Because good research needs good data

Access to Citation Data

On 14 May 2013 I and a group of other interested parties met to discuss the findings of a new Jisc-funded study that considers the case for open access to citation data.

Alex Ball | 30 May 2013

Back in 2012, Jisc commissioned a study of the costs, benefits and risks associated with collecting and analysing citation data. That study is now nearing completion and will be published very soon. As a precursor to that, on 14 May 2013 I and a group of other interested parties went along to the Jisc offices in London to discuss the findings and their implications.

The study has been conducted by Curtis+Cartwright, and Geoff Curtis was there to present the draft report. It identifies three use cases for analysing citation data:

  • identifying important papers and researchers in a field of study (for populating a literature review, or approaching potential collaborators);
  • managing the performance of researchers, departments or funding programmes;
  • providing business intelligence for, say, choosing journals to publish in, or evaluating research impact.

These use cases are satisfied (at least partly) by information on the papers citing or cited by a given paper, and metrics such as a journal's Impact Factor or a researcher's h-index. While the cited-by information is trivial to collect, the rest require comprehensive oversight of the literature, which is where Abstracting and Indexing services come in.

The big players in this area are of course Thomson Reuters' Web of Knowledge, Elsevier's Scopus, Google Scholar and Microsoft Academic Search, with an honourable mention for CiteSeerX. It tends to be the case that you get what you pay for with these services. Google Scholar and Microsoft Academic Search are populated with little human intervention and therefore give low quality data; it is also unclear what their scope is, and how stable and sustainable they are.

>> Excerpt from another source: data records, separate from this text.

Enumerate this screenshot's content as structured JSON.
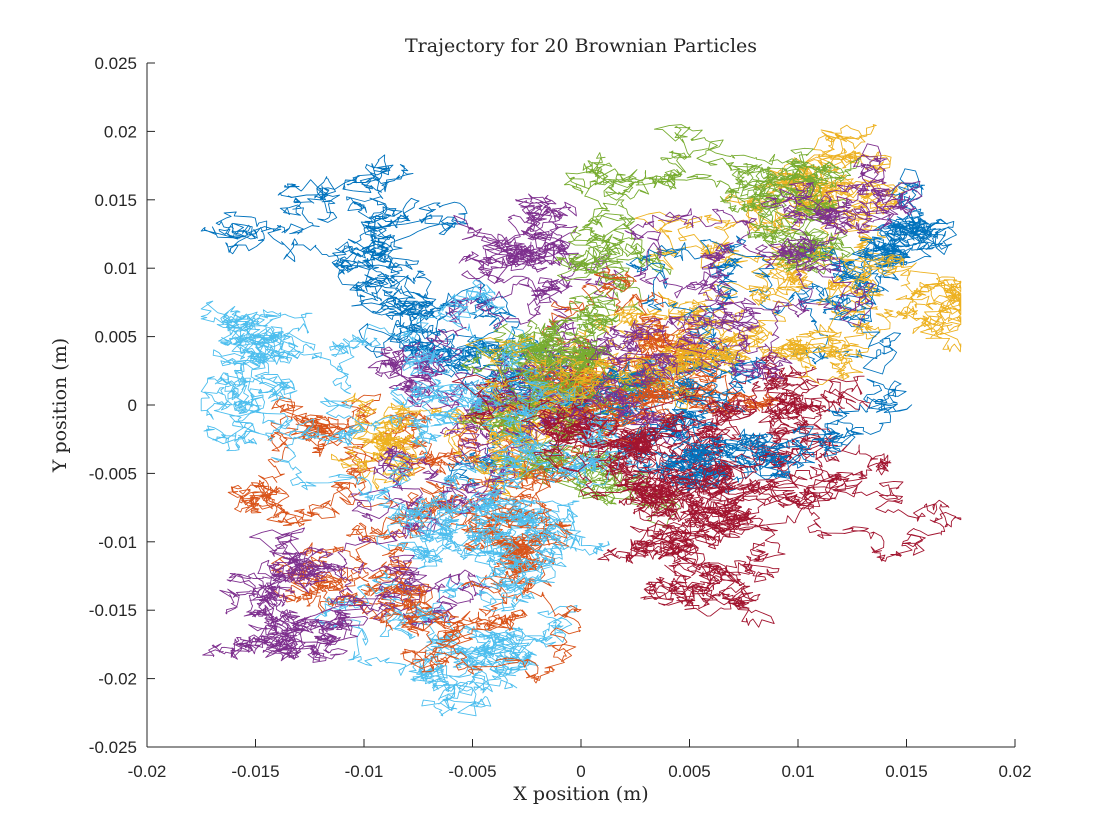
{
  "chart_data": {
    "type": "line",
    "title": "Trajectory for 20 Brownian Particles",
    "xlabel": "X position (m)",
    "ylabel": "Y position (m)",
    "xlim": [
      -0.02,
      0.02
    ],
    "ylim": [
      -0.025,
      0.025
    ],
    "xticks": [
      -0.02,
      -0.015,
      -0.01,
      -0.005,
      0,
      0.005,
      0.01,
      0.015,
      0.02
    ],
    "xtick_labels": [
      "-0.02",
      "-0.015",
      "-0.01",
      "-0.005",
      "0",
      "0.005",
      "0.01",
      "0.015",
      "0.02"
    ],
    "yticks": [
      -0.025,
      -0.02,
      -0.015,
      -0.01,
      -0.005,
      0,
      0.005,
      0.01,
      0.015,
      0.02,
      0.025
    ],
    "ytick_labels": [
      "-0.025",
      "-0.02",
      "-0.015",
      "-0.01",
      "-0.005",
      "0",
      "0.005",
      "0.01",
      "0.015",
      "0.02",
      "0.025"
    ],
    "grid": false,
    "legend": false,
    "series": [
      {
        "color": "#0072BD",
        "waypoints": [
          [
            0,
            0
          ],
          [
            -0.003,
            0.002
          ],
          [
            -0.006,
            0.004
          ],
          [
            -0.009,
            0.007
          ],
          [
            -0.011,
            0.011
          ],
          [
            -0.012,
            0.015
          ],
          [
            -0.009,
            0.013
          ],
          [
            -0.008,
            0.009
          ],
          [
            -0.007,
            0.004
          ],
          [
            -0.004,
            0.001
          ],
          [
            -0.002,
            -0.003
          ]
        ]
      },
      {
        "color": "#D95319",
        "waypoints": [
          [
            0,
            0
          ],
          [
            -0.003,
            -0.004
          ],
          [
            -0.007,
            -0.004
          ],
          [
            -0.012,
            -0.003
          ],
          [
            -0.014,
            -0.004
          ],
          [
            -0.011,
            -0.006
          ],
          [
            -0.008,
            -0.008
          ],
          [
            -0.011,
            -0.012
          ],
          [
            -0.009,
            -0.015
          ],
          [
            -0.007,
            -0.019
          ]
        ]
      },
      {
        "color": "#EDB120",
        "waypoints": [
          [
            0,
            0
          ],
          [
            0.002,
            0.004
          ],
          [
            0.004,
            0.008
          ],
          [
            0.006,
            0.011
          ],
          [
            0.008,
            0.015
          ],
          [
            0.011,
            0.018
          ],
          [
            0.013,
            0.016
          ],
          [
            0.011,
            0.012
          ],
          [
            0.013,
            0.009
          ],
          [
            0.016,
            0.008
          ],
          [
            0.017,
            0.007
          ]
        ]
      },
      {
        "color": "#7E2F8E",
        "waypoints": [
          [
            0,
            0
          ],
          [
            -0.001,
            0.004
          ],
          [
            -0.002,
            0.008
          ],
          [
            -0.001,
            0.011
          ],
          [
            -0.004,
            0.012
          ],
          [
            -0.005,
            0.008
          ],
          [
            -0.007,
            0.003
          ],
          [
            -0.006,
            0.0
          ],
          [
            -0.004,
            -0.003
          ]
        ]
      },
      {
        "color": "#77AC30",
        "waypoints": [
          [
            0,
            0
          ],
          [
            0.0,
            0.004
          ],
          [
            0.001,
            0.009
          ],
          [
            0.002,
            0.013
          ],
          [
            0.003,
            0.017
          ],
          [
            0.006,
            0.018
          ],
          [
            0.008,
            0.015
          ],
          [
            0.01,
            0.014
          ],
          [
            0.012,
            0.012
          ],
          [
            0.011,
            0.01
          ]
        ]
      },
      {
        "color": "#4DBEEE",
        "waypoints": [
          [
            0,
            0
          ],
          [
            -0.002,
            -0.004
          ],
          [
            -0.003,
            -0.008
          ],
          [
            -0.005,
            -0.011
          ],
          [
            -0.007,
            -0.015
          ],
          [
            -0.007,
            -0.019
          ],
          [
            -0.006,
            -0.021
          ],
          [
            -0.004,
            -0.02
          ],
          [
            -0.003,
            -0.018
          ]
        ]
      },
      {
        "color": "#A2142F",
        "waypoints": [
          [
            0,
            0
          ],
          [
            0.002,
            -0.002
          ],
          [
            0.004,
            -0.003
          ],
          [
            0.006,
            -0.002
          ],
          [
            0.008,
            -0.003
          ],
          [
            0.009,
            -0.001
          ],
          [
            0.011,
            -0.004
          ],
          [
            0.013,
            -0.005
          ],
          [
            0.01,
            -0.006
          ]
        ]
      },
      {
        "color": "#0072BD",
        "waypoints": [
          [
            0,
            0
          ],
          [
            0.002,
            0.0
          ],
          [
            0.004,
            -0.002
          ],
          [
            0.006,
            -0.004
          ],
          [
            0.009,
            -0.005
          ],
          [
            0.01,
            -0.003
          ],
          [
            0.008,
            -0.002
          ]
        ]
      },
      {
        "color": "#D95319",
        "waypoints": [
          [
            0,
            0
          ],
          [
            0.002,
            0.001
          ],
          [
            0.004,
            0.001
          ],
          [
            0.005,
            0.003
          ],
          [
            0.003,
            0.005
          ],
          [
            0.002,
            0.003
          ],
          [
            0.001,
            0.0
          ]
        ]
      },
      {
        "color": "#EDB120",
        "waypoints": [
          [
            0,
            0
          ],
          [
            -0.002,
            -0.002
          ],
          [
            -0.004,
            -0.002
          ],
          [
            -0.006,
            -0.002
          ],
          [
            -0.008,
            -0.003
          ],
          [
            -0.01,
            -0.003
          ]
        ]
      },
      {
        "color": "#7E2F8E",
        "waypoints": [
          [
            0,
            0
          ],
          [
            -0.004,
            -0.006
          ],
          [
            -0.008,
            -0.009
          ],
          [
            -0.011,
            -0.012
          ],
          [
            -0.014,
            -0.013
          ],
          [
            -0.016,
            -0.014
          ],
          [
            -0.013,
            -0.016
          ],
          [
            -0.011,
            -0.017
          ],
          [
            -0.013,
            -0.018
          ]
        ]
      },
      {
        "color": "#77AC30",
        "waypoints": [
          [
            0,
            0
          ],
          [
            -0.002,
            0.002
          ],
          [
            -0.003,
            0.004
          ],
          [
            -0.001,
            0.006
          ],
          [
            0.0,
            0.003
          ],
          [
            0.001,
            -0.002
          ],
          [
            0.0,
            -0.006
          ],
          [
            -0.002,
            -0.005
          ]
        ]
      },
      {
        "color": "#4DBEEE",
        "waypoints": [
          [
            0,
            0
          ],
          [
            -0.004,
            0.001
          ],
          [
            -0.008,
            0.003
          ],
          [
            -0.011,
            0.004
          ],
          [
            -0.014,
            0.005
          ],
          [
            -0.015,
            0.003
          ],
          [
            -0.015,
            0.0
          ],
          [
            -0.013,
            -0.002
          ],
          [
            -0.012,
            0.0
          ]
        ]
      },
      {
        "color": "#A2142F",
        "waypoints": [
          [
            0,
            0
          ],
          [
            0.002,
            -0.004
          ],
          [
            0.003,
            -0.007
          ],
          [
            0.004,
            -0.009
          ],
          [
            0.006,
            -0.01
          ],
          [
            0.008,
            -0.011
          ],
          [
            0.006,
            -0.012
          ],
          [
            0.004,
            -0.012
          ]
        ]
      },
      {
        "color": "#0072BD",
        "waypoints": [
          [
            0,
            0
          ],
          [
            0.003,
            0.003
          ],
          [
            0.006,
            0.006
          ],
          [
            0.009,
            0.007
          ],
          [
            0.012,
            0.009
          ],
          [
            0.014,
            0.011
          ],
          [
            0.016,
            0.013
          ],
          [
            0.015,
            0.014
          ]
        ]
      },
      {
        "color": "#D95319",
        "waypoints": [
          [
            0,
            0
          ],
          [
            -0.002,
            -0.005
          ],
          [
            -0.001,
            -0.01
          ],
          [
            -0.003,
            -0.013
          ],
          [
            -0.004,
            -0.015
          ],
          [
            -0.006,
            -0.016
          ],
          [
            -0.004,
            -0.014
          ]
        ]
      },
      {
        "color": "#EDB120",
        "waypoints": [
          [
            0,
            0
          ],
          [
            0.002,
            0.002
          ],
          [
            0.004,
            0.003
          ],
          [
            0.007,
            0.004
          ],
          [
            0.009,
            0.006
          ],
          [
            0.011,
            0.005
          ],
          [
            0.013,
            0.006
          ]
        ]
      },
      {
        "color": "#7E2F8E",
        "waypoints": [
          [
            0,
            0
          ],
          [
            0.002,
            0.003
          ],
          [
            0.004,
            0.006
          ],
          [
            0.006,
            0.009
          ],
          [
            0.008,
            0.011
          ],
          [
            0.01,
            0.012
          ],
          [
            0.012,
            0.013
          ],
          [
            0.014,
            0.014
          ]
        ]
      },
      {
        "color": "#4DBEEE",
        "waypoints": [
          [
            0,
            0
          ],
          [
            -0.002,
            -0.003
          ],
          [
            -0.004,
            -0.006
          ],
          [
            -0.006,
            -0.009
          ],
          [
            -0.004,
            -0.011
          ],
          [
            -0.002,
            -0.012
          ],
          [
            0.0,
            -0.01
          ]
        ]
      },
      {
        "color": "#A2142F",
        "waypoints": [
          [
            0,
            0
          ],
          [
            0.001,
            -0.003
          ],
          [
            0.003,
            -0.006
          ],
          [
            0.005,
            -0.008
          ],
          [
            0.007,
            -0.007
          ],
          [
            0.006,
            -0.005
          ],
          [
            0.004,
            -0.004
          ]
        ]
      }
    ]
  }
}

Web of Knowledge and Scopus are better curated, and therefore give better results, but their cost reflects that.

Does this mean everyone is catered for? This was considered carefully at the meeting and I won't claim consensus was reached. What was agreed is that it is very hard for new players to enter the market, because of the critical amount of data you need before analysis becomes worthwhile. For this reason, the study did not recommend spending public money on extracting citation data from existing literature, but instead on making citation data from new publications as visible and useful as possible. This means, for example, making papers open access and using ORCIDs to identify authors.

The hope is that doing this would make entry into the market easier in future, at least for some disciplines. A vision of what might be achieved was provided by David Shotton and the Open Citations Corpus. This resource now contains around 40 million references, enough to be able to automatically correct and deduplicate data. Indeed, this error correction function sounds like it is opening doors at data providers like CiteSeerX and CrossRef. For researchers, the advantages of an open corpus include the ability to correct mistakes in one's own data, an ability to semantically describe references (is the work being cited as a foundation stone of the current paper, or as an example of bad practice?) and freedom to use the data in novel applications.

In the discussion that followed, a few surprising facts came up. The commercial services do not, in fact, provide comprehensive coverage and have no ambitions to: there are quality advantages in being selective and it helps keep overheads down. Also, acquiring raw citation data only accounts for a fraction of the cost of providing such services. So it is not out of the question that we might see an open pool of citation data being formed, on top of which both free and commercial services are provided.

But if that does happen, it is some way off. The feeling in the room was that there are higher priorities to deal with, most especially in getting ORCID widely adopted, managing expectations of what citation data can be used for, and improving the quality of citations provided by authors.